The Dark Internet

Hey there !

I’m back with a new topic yet again. Today I’ll be discussing what is known as the “Dark Internet” of the “Invisible Web”… Many of you might wonder what is this all about. well then folks, read on………………….

Almost all of us are quite familiar with the term www or the World Wide Web. There are millions of web sites on the Internet that fulfill your search criteria. Say for example, if I want to see how many sites are related to information technology, then I would simply open any of the popular web search engines (Google, Yahoo, Altavista and there are a lot more !), and give my search string and the search engine gives me a long list of all websites related to information technology.

But, have you ever wondered that what result you get is just a tip of the iceberg ! In reality, there could be much much more available on the Internet but either could not be searched by the search engine or is not displayed in the list that you got.
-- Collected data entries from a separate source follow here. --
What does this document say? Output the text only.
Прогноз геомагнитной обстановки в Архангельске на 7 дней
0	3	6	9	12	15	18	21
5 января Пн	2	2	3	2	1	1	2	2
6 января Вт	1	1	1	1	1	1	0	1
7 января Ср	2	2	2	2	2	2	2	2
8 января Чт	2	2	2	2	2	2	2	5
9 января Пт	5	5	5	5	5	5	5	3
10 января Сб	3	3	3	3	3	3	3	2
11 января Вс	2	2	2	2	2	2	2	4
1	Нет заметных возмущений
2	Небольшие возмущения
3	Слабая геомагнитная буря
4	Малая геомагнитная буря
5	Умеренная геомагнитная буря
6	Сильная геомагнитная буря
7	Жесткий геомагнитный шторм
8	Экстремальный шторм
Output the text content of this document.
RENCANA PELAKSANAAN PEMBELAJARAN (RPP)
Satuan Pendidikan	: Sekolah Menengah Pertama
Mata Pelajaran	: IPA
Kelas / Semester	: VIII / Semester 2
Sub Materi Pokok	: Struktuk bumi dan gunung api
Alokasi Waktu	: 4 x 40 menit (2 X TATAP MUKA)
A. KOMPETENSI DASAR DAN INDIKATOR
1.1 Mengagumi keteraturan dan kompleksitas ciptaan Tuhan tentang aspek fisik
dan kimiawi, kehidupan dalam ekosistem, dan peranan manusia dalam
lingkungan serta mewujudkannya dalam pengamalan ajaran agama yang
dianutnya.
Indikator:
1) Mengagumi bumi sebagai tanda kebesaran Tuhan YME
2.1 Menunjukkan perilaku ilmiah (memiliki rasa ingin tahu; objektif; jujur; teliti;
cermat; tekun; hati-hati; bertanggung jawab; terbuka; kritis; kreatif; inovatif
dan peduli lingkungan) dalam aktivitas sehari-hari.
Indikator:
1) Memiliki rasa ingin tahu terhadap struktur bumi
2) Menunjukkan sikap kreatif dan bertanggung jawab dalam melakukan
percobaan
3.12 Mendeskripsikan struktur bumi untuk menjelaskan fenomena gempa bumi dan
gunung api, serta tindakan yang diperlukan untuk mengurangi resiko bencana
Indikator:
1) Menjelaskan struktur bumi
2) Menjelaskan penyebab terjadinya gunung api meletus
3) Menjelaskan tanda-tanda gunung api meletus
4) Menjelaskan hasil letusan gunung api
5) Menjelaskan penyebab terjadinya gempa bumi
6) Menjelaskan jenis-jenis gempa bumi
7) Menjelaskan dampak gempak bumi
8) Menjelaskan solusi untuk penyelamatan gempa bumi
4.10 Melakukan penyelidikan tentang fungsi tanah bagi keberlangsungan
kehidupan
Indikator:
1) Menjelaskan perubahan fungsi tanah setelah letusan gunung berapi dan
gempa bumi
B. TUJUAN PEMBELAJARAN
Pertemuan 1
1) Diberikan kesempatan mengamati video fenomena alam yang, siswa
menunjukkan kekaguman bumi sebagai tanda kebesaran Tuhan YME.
This hidden content of the Internet is what we call “The Dark Internet”

The first version of this web page was written in 2000, when this topic was new and baffling to many web searchers. Since then, search engines’ crawlers and indexing programs have overcome many of the technical barriers that made it impossible for them to find and provide invisible web pages.

These types of pages used to be invisible but can now be found in most search engine results:

  • Pages in non-HTML formats (pdf, Word, Excel, PowerPoint), now converted into HTML.
  • Script-based pages, whose URLs contain a ? or other script coding.
  • Pages generated dynamically by other types of database software (e.g., Active Server Pages, Cold Fusion). These can be indexed if there is a stable URL somewhere that search engine crawlers can find.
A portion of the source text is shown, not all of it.